Up to now this Repo contains some functions regarding Sentiment analysis with tweet regex preprocessing as form of tokenization to use simple bag-of-words-like methods for polarity and sentiment analysis. It also supports automated multi-API search for data generation via Tweepy - but obviously comes without the API keys.
Up to now this Repo only contains basic classical machine learning on the data, as without more accurate labelling of tweets for example RNNs are neither faster and nor more accurate than the baseline, thus making these imo superfluent.
Other useful analyses which are not included but might be considered in the future are for example:
- Cluster- and Hashtag-analysis
- GPS data
- Parameter for language compatibility for TextBlob (right now only hard-coded)

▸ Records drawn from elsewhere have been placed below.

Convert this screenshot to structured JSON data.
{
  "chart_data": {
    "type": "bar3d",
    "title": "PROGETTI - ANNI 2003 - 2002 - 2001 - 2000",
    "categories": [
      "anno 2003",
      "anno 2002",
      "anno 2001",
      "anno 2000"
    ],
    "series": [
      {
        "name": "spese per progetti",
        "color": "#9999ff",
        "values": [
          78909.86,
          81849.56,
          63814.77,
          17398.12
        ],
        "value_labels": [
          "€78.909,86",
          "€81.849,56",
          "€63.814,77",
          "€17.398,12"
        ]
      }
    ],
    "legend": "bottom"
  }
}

- Use tqdm for progress tracking when loading tweets
- Still searching for efficient ways to allow search beyond the "recent" week given by twitter's API/ tweepy
- Improve and simplify (for the user) handling of data distribution comparison (MMD vs t-test vs. ...)
- Visually improve plots
After cloning, run pip install -r requirements.txt
to get the relevant packages. Might not include all necessary
packages yet, but I would like to try that on Linux, not Windows.
Rename all config_default.py
to config_local.py
and specify the correct local path for API-keys, save directory for
tweets as well as directory for plots to save to.